İnsan Hakları Platformu, 3 Mayıs Dünya Basın Özgürlüğü Günü dolayısıyla yayınladığı basın bildirisinde, içinden geçtiğimiz bu ortamda işlevsel demokrasi ve ifade özgürlüğünün önemini vurguladı ve en temel insan hakkı olan ifade ve düşünce özgürlüğünü yerel ve uluslararası arenada savunmaya devam edeceklerini bildirdi.
Bölgemizde ve dünya genelinde, otokratik rejimlerin yükselişi, iklim krizi ve artan eşitsizlik ile baskıların yaşandığı bir dönemde, toplumsal adalet, işlevsel demokrasi ve ifade özgürlüğü önemini giderek artırmaktadır.
3 Mayıs Dünya Basın Özgürlüğü Günü, Birleşmiş Milletler Genel Kurulu tarafından, basın özgürlüğünün önemini vurgulamak ve hükümetleri 1948 İnsan Hakları Evrensel Beyannamesi’nin 19. Maddesi’nde yer alan ifade özgürlüğü hakkını korumaya çağırmak amacıyla ilan edilmiştir.
Ülkemizde gazetecilere ve muhaliflere açılan ifade özgürlüğü davaları, siyasi ve ekonomik baskılar altında editoryal bağımsızlığın zorlanması, Türkiye’ye girişi engellenen gazeteciler, otosansürün yaygınlaşması ve bağımsız medyanın ekonomik zorluklarla karşı karşıya olması, kamusal medya kurumlarının basın ve ifade özgürlüğü konusunda yaşadıkları sıkıntılar ciddi endişelere yol açmaktadır.

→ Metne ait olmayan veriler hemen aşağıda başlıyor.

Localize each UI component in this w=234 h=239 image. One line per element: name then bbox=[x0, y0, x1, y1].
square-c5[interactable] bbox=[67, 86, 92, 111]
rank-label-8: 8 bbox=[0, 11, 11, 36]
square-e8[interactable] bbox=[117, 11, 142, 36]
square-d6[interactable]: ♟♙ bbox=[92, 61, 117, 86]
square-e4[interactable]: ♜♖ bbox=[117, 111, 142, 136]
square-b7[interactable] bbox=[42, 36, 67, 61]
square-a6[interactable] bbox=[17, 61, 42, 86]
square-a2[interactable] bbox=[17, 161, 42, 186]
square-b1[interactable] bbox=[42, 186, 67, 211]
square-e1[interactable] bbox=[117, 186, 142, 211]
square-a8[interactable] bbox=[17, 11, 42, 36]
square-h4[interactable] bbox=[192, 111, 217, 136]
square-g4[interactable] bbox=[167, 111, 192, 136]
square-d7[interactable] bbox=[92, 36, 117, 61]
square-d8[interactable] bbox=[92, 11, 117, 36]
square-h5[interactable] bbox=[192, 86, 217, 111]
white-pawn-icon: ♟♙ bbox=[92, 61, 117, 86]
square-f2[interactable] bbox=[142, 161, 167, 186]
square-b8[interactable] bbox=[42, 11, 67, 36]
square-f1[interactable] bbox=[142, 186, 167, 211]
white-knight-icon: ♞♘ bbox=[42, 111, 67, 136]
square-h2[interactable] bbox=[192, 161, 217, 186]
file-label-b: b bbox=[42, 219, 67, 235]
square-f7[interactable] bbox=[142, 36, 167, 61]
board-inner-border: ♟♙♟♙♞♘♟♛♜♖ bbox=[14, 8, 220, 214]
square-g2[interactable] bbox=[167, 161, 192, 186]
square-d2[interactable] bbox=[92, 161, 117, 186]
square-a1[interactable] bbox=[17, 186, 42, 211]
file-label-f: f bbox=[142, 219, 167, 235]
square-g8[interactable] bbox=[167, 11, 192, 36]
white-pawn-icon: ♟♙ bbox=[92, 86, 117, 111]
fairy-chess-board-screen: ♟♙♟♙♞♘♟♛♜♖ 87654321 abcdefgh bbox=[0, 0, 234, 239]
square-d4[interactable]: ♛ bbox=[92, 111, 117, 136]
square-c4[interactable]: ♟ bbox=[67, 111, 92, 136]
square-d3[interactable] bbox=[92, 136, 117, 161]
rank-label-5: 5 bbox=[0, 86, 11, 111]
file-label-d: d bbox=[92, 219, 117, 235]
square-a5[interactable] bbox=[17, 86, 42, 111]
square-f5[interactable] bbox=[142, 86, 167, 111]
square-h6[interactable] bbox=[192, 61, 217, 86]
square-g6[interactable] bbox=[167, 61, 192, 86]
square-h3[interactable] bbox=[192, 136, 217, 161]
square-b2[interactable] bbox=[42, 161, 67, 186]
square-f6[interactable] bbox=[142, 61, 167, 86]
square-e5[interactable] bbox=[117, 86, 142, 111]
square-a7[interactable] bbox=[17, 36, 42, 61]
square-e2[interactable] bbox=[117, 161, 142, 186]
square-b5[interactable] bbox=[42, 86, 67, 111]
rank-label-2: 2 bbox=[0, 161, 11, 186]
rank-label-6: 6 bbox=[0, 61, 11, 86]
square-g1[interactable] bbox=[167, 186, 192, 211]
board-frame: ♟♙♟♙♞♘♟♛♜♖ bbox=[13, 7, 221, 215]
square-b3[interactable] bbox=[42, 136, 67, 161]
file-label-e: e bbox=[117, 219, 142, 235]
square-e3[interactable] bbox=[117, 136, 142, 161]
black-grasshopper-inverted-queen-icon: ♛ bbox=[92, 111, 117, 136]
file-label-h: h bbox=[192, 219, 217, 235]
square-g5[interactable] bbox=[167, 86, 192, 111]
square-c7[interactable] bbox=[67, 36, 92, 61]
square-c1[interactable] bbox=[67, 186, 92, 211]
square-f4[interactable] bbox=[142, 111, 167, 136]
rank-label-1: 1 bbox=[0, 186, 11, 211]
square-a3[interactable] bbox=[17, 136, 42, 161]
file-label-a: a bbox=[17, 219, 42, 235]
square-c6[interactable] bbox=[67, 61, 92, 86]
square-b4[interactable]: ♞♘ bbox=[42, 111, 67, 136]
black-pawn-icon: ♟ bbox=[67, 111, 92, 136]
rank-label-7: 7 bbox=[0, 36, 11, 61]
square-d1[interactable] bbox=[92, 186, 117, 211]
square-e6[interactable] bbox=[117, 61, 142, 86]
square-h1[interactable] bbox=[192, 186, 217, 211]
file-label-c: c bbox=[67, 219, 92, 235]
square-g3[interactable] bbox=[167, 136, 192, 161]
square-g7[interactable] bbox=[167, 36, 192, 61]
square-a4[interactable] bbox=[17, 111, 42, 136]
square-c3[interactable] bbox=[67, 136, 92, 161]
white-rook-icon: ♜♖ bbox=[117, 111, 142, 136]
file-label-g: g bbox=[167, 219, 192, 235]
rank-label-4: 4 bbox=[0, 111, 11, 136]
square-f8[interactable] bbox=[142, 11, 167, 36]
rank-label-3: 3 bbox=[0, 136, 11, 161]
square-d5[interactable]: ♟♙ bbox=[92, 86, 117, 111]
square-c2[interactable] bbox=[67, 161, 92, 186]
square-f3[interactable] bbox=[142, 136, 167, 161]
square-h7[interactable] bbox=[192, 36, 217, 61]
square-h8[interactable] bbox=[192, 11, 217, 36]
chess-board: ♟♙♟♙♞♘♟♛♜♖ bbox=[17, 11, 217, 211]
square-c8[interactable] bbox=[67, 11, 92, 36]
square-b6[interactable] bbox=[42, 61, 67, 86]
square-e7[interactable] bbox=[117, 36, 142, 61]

Bu önemli günde, İnsan Hakları Platformu olarak, siyasiler başta olmak üzere tüm kesimlere ifade özgürlüğünün ve basın özgürlüğünün korunması ve desteklenmesi gerektiğini hatırlatmak istiyoruz. Ayrıca, Platform olarak en temel insan hakkı olan ifade ve düşünce özgürlüğünü yerel ve uluslararası arenada savunmaya devam edeceğimizi, hak ihlaline uğrayanlara destek vermeye ve bu ihlalleri düzenli olarak izleyip raporlamaya devam edeceğimizi de vurgulamak istiyoruz.